生物多様性国家戦略見直し、 論点整理

Jeconetの皆様
 国家戦略の見直しのヒアリングには、【】私は特に意見を公式に述べる予定はありませんが、見直しの論点整理について、急いで意見をまとめてみましたので、紹介します。もはや【生態学会】全国委員会で議論する暇もないようですので、この場の議論が重要と思います。
その中で特に気になった点を4点申します。
一つは【】ほかの省庁のグランドデザインとの関係です。【】現在の国家戦略の実施計画の部分は、ほとんど他省庁の既存の制度を切り貼りしただけのようなものです。元から整合していればもちろんそれでよいのですが、大切なのは、グランドデザインを作るときに省庁間で(国民全体で)どこまで一貫した理念をもっているかということです。今、風発の委員をしていますが、温暖化対策、代替エネルギー開発の重要性はすでに合意されているはずなのに、各論に入るといきなり省益(【局】益)がむき出しになっています。(新エネルギー発電の)数値目標を達成しつつ対案を出すという形で議論が進んでいません。
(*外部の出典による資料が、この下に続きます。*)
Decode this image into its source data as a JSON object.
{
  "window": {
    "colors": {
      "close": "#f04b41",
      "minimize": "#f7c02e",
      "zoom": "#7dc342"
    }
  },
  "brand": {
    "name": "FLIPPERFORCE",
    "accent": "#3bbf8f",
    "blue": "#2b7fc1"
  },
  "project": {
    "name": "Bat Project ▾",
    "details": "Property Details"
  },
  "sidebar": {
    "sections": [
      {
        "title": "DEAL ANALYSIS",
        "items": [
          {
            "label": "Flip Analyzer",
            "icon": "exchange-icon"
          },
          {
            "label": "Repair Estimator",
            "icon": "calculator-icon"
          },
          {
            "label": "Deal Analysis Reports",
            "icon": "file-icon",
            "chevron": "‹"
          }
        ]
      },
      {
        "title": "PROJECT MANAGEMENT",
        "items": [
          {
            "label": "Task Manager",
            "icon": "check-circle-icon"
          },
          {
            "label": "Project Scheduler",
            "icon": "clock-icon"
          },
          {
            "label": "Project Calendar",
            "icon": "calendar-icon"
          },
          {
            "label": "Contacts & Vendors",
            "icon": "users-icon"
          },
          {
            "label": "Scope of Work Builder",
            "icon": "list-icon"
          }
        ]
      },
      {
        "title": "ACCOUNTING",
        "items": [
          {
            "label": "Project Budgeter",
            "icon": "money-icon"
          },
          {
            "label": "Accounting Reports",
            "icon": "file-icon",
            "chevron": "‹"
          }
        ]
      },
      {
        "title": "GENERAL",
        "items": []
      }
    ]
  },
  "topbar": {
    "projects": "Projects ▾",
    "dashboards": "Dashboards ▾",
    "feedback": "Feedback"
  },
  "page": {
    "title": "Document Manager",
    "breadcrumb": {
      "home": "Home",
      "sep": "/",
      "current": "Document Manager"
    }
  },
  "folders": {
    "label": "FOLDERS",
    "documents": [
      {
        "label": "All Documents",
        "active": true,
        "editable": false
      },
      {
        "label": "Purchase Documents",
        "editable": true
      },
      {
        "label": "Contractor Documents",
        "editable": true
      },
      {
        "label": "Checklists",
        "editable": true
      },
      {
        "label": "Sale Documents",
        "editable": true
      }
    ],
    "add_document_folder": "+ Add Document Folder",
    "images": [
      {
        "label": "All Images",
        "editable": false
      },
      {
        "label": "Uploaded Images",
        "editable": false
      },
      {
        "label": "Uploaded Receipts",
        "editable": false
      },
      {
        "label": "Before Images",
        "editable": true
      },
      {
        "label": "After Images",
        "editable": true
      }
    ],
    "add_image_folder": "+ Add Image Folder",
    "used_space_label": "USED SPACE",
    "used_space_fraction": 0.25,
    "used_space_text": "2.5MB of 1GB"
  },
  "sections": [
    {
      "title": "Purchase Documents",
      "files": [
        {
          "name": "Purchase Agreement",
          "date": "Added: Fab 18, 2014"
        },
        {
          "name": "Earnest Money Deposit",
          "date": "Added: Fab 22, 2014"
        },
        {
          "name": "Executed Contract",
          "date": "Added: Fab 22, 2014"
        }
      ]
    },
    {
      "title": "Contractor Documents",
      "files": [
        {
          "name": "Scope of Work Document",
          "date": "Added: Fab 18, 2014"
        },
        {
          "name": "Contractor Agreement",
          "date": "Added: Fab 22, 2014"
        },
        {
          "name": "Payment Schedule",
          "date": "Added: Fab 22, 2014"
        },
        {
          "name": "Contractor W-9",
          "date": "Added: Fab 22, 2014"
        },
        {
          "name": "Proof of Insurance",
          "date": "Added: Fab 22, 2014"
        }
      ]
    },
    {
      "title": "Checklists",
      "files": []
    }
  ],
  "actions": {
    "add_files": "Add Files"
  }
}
 もう一つは、実現可能性の吟味です。 食糧自給率の向上は農水省の長年の最重要目標のはずなのに、全く現実味が感じられない。 温暖化対策も排出権を買えばよいと思っている節あり(これも、「自給率」が問題になる)、 中山間地も、手入れが必要というだけでは何も解決しません。 論点整理を見ると、委員の意見にはありますが、手入れできないところを具体的にどうするかの戦略が見えません。
 第三に 生物多様性保全の観点です。生物そのものの保全と人間との関係性の中での保全の2つの観点があるということですが、【国連ミレニアム生態系評価】では人間との関係性の中でも「生態系サービスと人間の福利」の関係の解析に努めています。しかし、生物多様性はそれ自体、わが国の先人たちが人と自然の持続的な関係を築いてきたことの指標であり、歴史的価値も評価すべきです。これは「生物そのものの保全」という観点ではなく、やはり、人間との関係性において、生態系サービスとは異なる観点として提案されたものだと思います。
 最後は個別の問題ですが、沿岸・海洋域は、砂浜などの自然海岸や浅海域の保全・再生の強化、漁業との両立を通じた海洋の生物多様性保全等を推進とありますが、砂浜などの自然海岸の維持は浅海域の保全・再生だけでなく、河川の問題であり、陸域からの土砂供給を確保することが重要です。この視点無しに海岸の保全・再生を図ることには慎重になっていただきたいと思う・・・のですが、皆さんはいかがでしょうか?河川をいじらずに砂浜を復活しようという動きがあるのですか?そうだとして、大丈夫でしょうか?どなたか詳しい方のご意見をお待ちしています。